By September of 1917, with Messines Ridge in British hands, the British command could turn its attention to the second phase of the campaign which it was hoped would lead to a German capitulation in Belgium. From the shattered city walls of Ypres, the Menin Road ran almost due east across the low marshy ground towards a series of low ridges at Broodseinde and Passchendaele. The first action was aimed at capturing Westhoek Ridge to the north of the Menin Road. The battle is usually referred to as Menin Road and involved the 1st and 2nd Divisions of the AIF on 20th September. As a continuation of the advance made, the 4th and 5th Divisions attacked Polygon Wood on 27th September.
With success at Menin Road and Polygon Wood, the artillery lines were then too far behind the front to provide accurate fire during a creeping barrage and so the guns teams had to limber up and move up along the Menin Road. Such movement was easily noticed by German artillery spotters and targets along the road had previously been registered on their gun plots. When elements of the 114th Howitzer Battery reached the aptly named Hell Fire Corner, a salvo of 5.9 shells landed amongst them. Sergeant Frank Patch was killed outright.

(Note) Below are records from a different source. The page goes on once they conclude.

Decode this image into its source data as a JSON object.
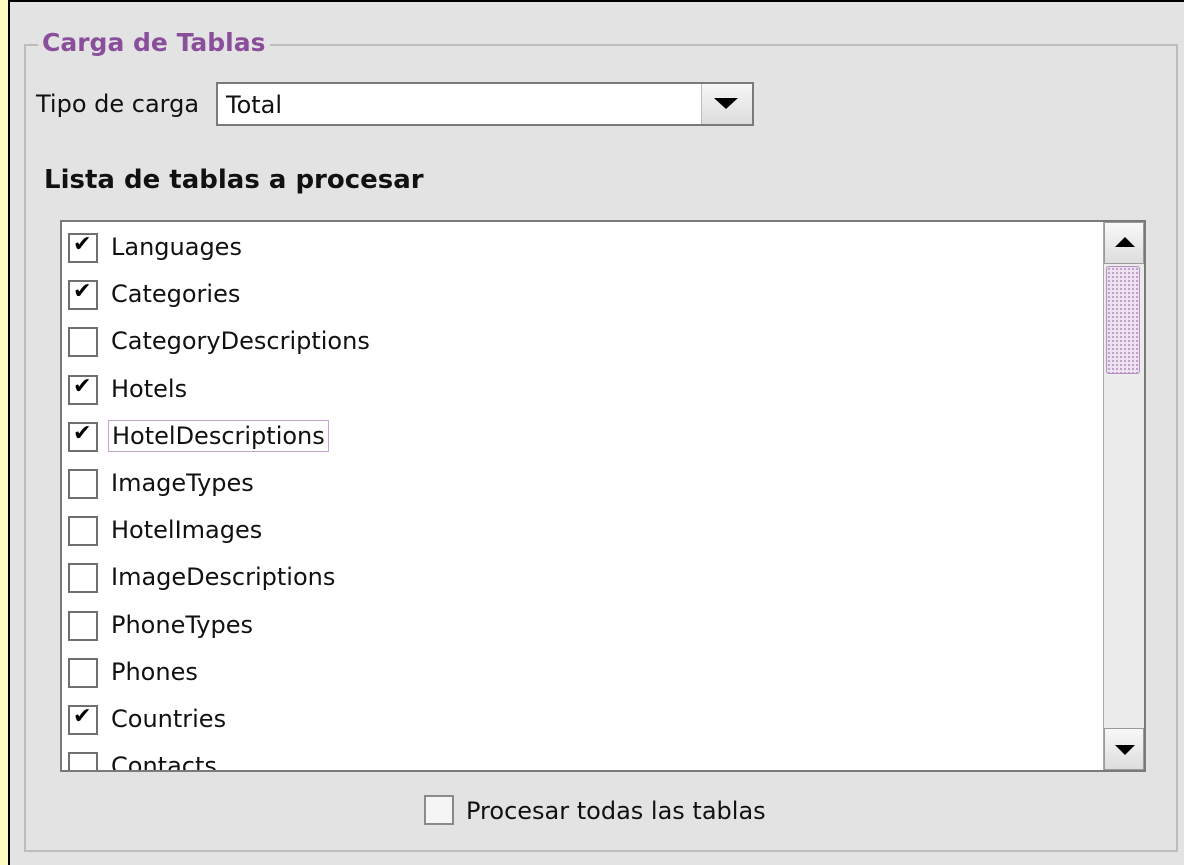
{
  "panel": {
    "title": "Carga de Tablas",
    "load_type_label": "Tipo de carga",
    "load_type_value": "Total",
    "list_title": "Lista de tablas a procesar",
    "tables": [
      {
        "name": "Languages",
        "checked": true
      },
      {
        "name": "Categories",
        "checked": true
      },
      {
        "name": "CategoryDescriptions",
        "checked": false
      },
      {
        "name": "Hotels",
        "checked": true
      },
      {
        "name": "HotelDescriptions",
        "checked": true,
        "focused": true
      },
      {
        "name": "ImageTypes",
        "checked": false
      },
      {
        "name": "HotelImages",
        "checked": false
      },
      {
        "name": "ImageDescriptions",
        "checked": false
      },
      {
        "name": "PhoneTypes",
        "checked": false
      },
      {
        "name": "Phones",
        "checked": false
      },
      {
        "name": "Countries",
        "checked": true
      },
      {
        "name": "Contacts",
        "checked": false
      }
    ],
    "process_all_label": "Procesar todas las tablas",
    "process_all_checked": false
  },
  "colors": {
    "background": "#fffcc4",
    "panel_bg": "#e3e3e3",
    "accent": "#8a4f9a"
  },
  "icons": {
    "combo_arrow": "chevron-down-icon",
    "scroll_up": "arrow-up-icon",
    "scroll_down": "arrow-down-icon",
    "check": "checkmark-icon"
  }
}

Frank’s body was taken to the Ypres Reservoir Cemetery within the city walls where he was buried. Frank had named his mother, Elizabeth Patch of “Roslyn” Emu Creek via Crow’s Nest as his sole beneficiary. His father signed for his son’s medals in the 1920’s. When permanent limestone headstones were being erected by the Imperial War Graves Commission, Frank’s family chose a personal inscription: HE FELL ON THE BATTLEFIELD WHILE DOING HIS DUTY FOR KING AND COUNTRY.